- Would allow it to compete against Chinese-made jets
- Embraer expects E195-E2 certification shortly
- Airbus has not had A220 narrowbody certified in China
BEIJING/SYDNEY, Nov 10 (Reuters) – Brazilian planemaker Embraer SA (EMBR3.SA) said on Thursday that China’s aviation regulator had certified its E190-E2 regional jet for operations in the country, a move that would allow it to compete against China’s homegrown ARJ21 regional jet.
China had been slow to certify the latest generation of Western jets and turboprops that compete against domestic-made equivalents, though this week the ATR42-600 turboprop also was granted certification during Airshow China in the southern city of Zhuhai.
The E190-E2, a more fuel-efficient of the older E190 that already operates in China, can seat up to 114 passengers and was certified in Brazil, the United States and Europe in 2018.
The capacity compares with the 90-seat ARJ21 regional jet and 168-seat C919 narrowbody jet produced by Commercial Aviation Corp of China (COMAC).
Embraer said in a statement that the E190-E2 and the larger E195-E2 that can seat up to 146 passengers complemented the ARJ21 and C919 in terms of capacity.
The Brazilian planemaker said it was also seeking Chinese certification of the E195-E2, which it expected to obtain shortly.
Embraer Commercial Aviation Chief Executive Officer Arjan Meijer said in a statement that the E190-E2 certification would usher in more business opportunities in China. The company did not respond immediately to a request for comment on whether it had secured any Chinese orders.
Airbus SE (AIR.PA) has not yet received Chinese certification for its A220 narrowbody jet.
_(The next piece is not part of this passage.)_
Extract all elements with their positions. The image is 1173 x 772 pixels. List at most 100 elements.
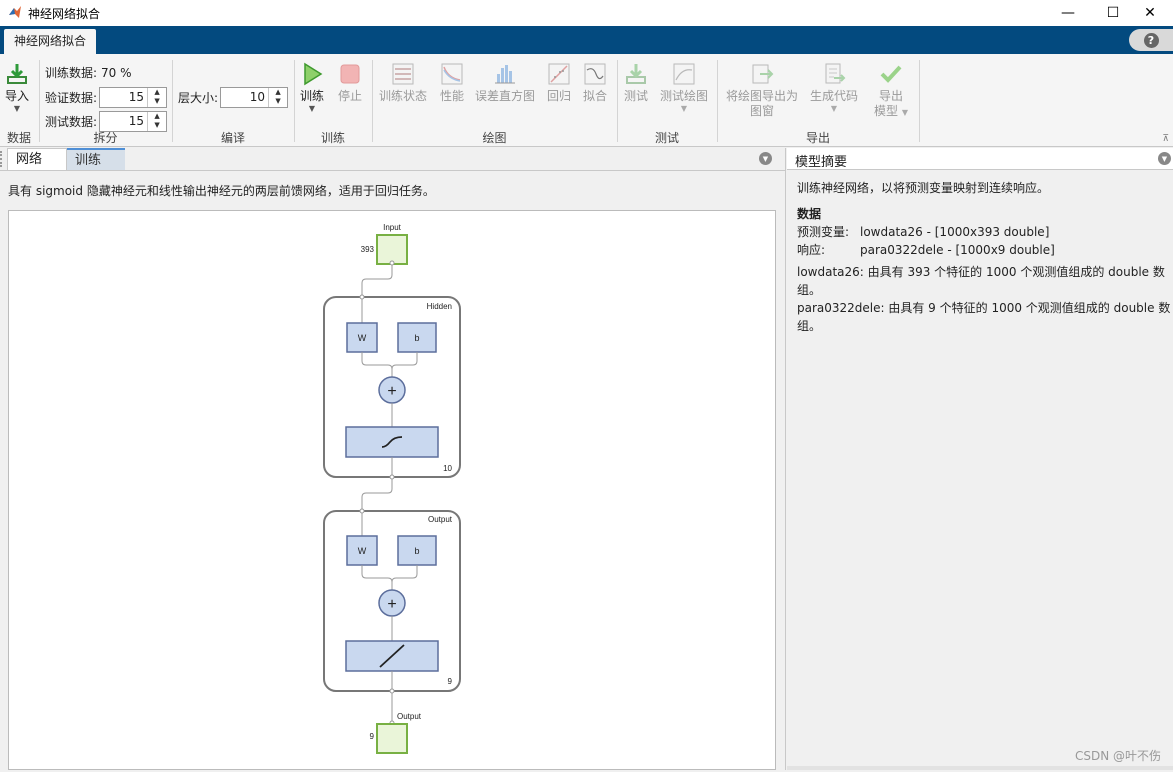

The smaller A220-100 version seats up to 135 passengers while the larger A220-300 model fits up to 160. Airbus did not respond immediately to a request for comment on its A220 certification progress in China.
China’s aviation regulator, which in late 2020 said it would offer favourable airport slots to domestically made airplanes and favour them in fleet planning over the next five years, did not respond immediately to a request for comment.